Hantavirus en mer : l’OMS inquiète
Trois personnes sont décédées sur le paquebot néerlandais Hondius. Il effectuait une croisière autour du Cap-Vert. L’OMS est inquiète car une transmission interhumaine du virus (assez rare en l’espèce) est une possibilité. Or une des passagères entretemps décédée avait pris l’avion pour Johannesburg… La pandémie covid-19 est encore dans les têtes...
A l’heure d’écrire ces lignes (le 7 mai), l'Organisation mondiale de la santé (OMS) et le ministère espagnol de la Santé ont convenu que des épidémiologistes inspecteraient mardi après-midi, 5 mai, le paquebot néerlandais Hondius. L’OMS soupçonne en effet qu’il y ait eu une transmission interhumaine dans le bateau néerlandais qui déplore déjà trois morts. Ces trois passagers ont-ils contracté le virus avant d’embarquer ? L’hantavirus se transmet notamment par l’urine de rongeurs. Or ceux-ci sont rares sur les bateaux de croisière. Mais un bateau sans aucun rat n’est pas non plus si courant.
Durée d'incubation de une à six semaines
"Compte tenu de la durée de la période d'incubation du hantavirus, qui peut varier entre une et six semaines, nous supposons qu'ils ont été infectés en dehors du navire [et] nous pensons qu'il pourrait y avoir une transmission interhumaine parmi les personnes en contact très étroit", a déclaré aux journalistes Maria Van Kerkhove, directrice par intérim du département de prévention et préparation aux épidémies et pandémies de l'OMS.
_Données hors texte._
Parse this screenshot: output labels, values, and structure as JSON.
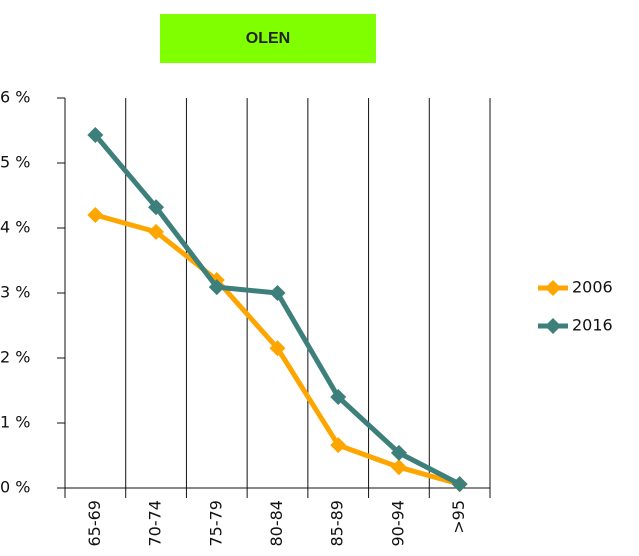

L’OMS s’est d’abord un peu accrochée avec les autorités espagnoles. Pour l’organisation internationale, il était évident que les passagers pourraient débarquer aux Canaries proches du Cap-Vert là où le navire avait jeté l'ancre. Mais pour l’Espagne, qui craignaient une contamination, c’était moins évident en fin de semaine dernière. "En fonction des données épidémiologiques qui seront recueillies sur le navire lors de son passage par le Cap-Vert, il sera décidé quelle escale est la plus pertinente. D'ici là, le ministère espagnol de la Santé n'adoptera aucune décision, comme nous l'avons fait savoir à l'Organisation mondiale de la santé", précisait le ministère sur X, peu après que l'OMS avait indiqué que l'Espagne avait accepté de recevoir le paquebot aux Canaries…
Retrouver les contacts d'une passagère infectée
L’OMS ayant été blâmée pour son manque de réactivité au commencement de la pandémie covid-19 a mis les bouchées doubles cette fois. L'organisation a fait dès lors des démarches pour retrouver les passagers du vol à bord duquel une croisiériste néerlandaise contaminée à l'hantavirus a été évacuée depuis l'île de Sainte-Hélène vers Johannesburg par avion. La passagère est entre-temps décédée à l’hôpital tandis que son mari est, lui, décédé sur le paquebot.
Cette Néerlandaise de 69 ans avait été débarquée à Sainte-Hélène le 24 avril avec des symptômes gastro-intestinaux pour ensuite embarquer le lendemain pour Johannesburg. Elle est décédée le 26 avril et son infection à l'hantavirus a pu être confirmée. "Des recherches ont été lancées pour retrouver les passagers de ce vol", a ajouté l'organisation.
Des épidémiologistes à bord
A l’heure d’écrire ces lignes, une équipe d'épidémiologistes devait évaluer l'état de santé des 147 personnes à bord du paquebot.
"Cette intervention vise à évaluer l'état de santé des personnes à bord du navire, à déterminer s'il y a d'autres personnes présentant des symptômes et à identifier les contacts à haut ou à faible risque. Cela permettra de prendre des décisions concernant les procédures de rapatriement et l'itinéraire du navire", déclarait le ministère espagnol de la Santé sur le réseau social X mercredi.
7 cas présumés d'hantavirus, 2 Belges à bord
Le navire, le MV Hondius, reliait Ushuaïa, en Argentine, à l'archipel du Cap-Vert quand des passagers ont été victimes d'un syndrome respiratoire aigu, fatal pour trois d'entre eux. Deux cas d'hantavirus ont été confirmés en laboratoire tandis que cinq autres cas moins graves semblaient également relever de ce virus principalement transmis à l'être humain par des rongeurs, mais devaient encore être corroborés. Outre trois personnes mortes en milieu de semaine dernière, un patient se trouvait dans un état critique.
Ce dernier a été soigné aux soins intensifs d'un hôpital sud-africain. Il s'était présenté chez le médecin de bord le 24 avril, alors qu'il montrait notamment des signes de pneumonie. Des tests ont confirmé le 2 mai son infection par un hantavirus.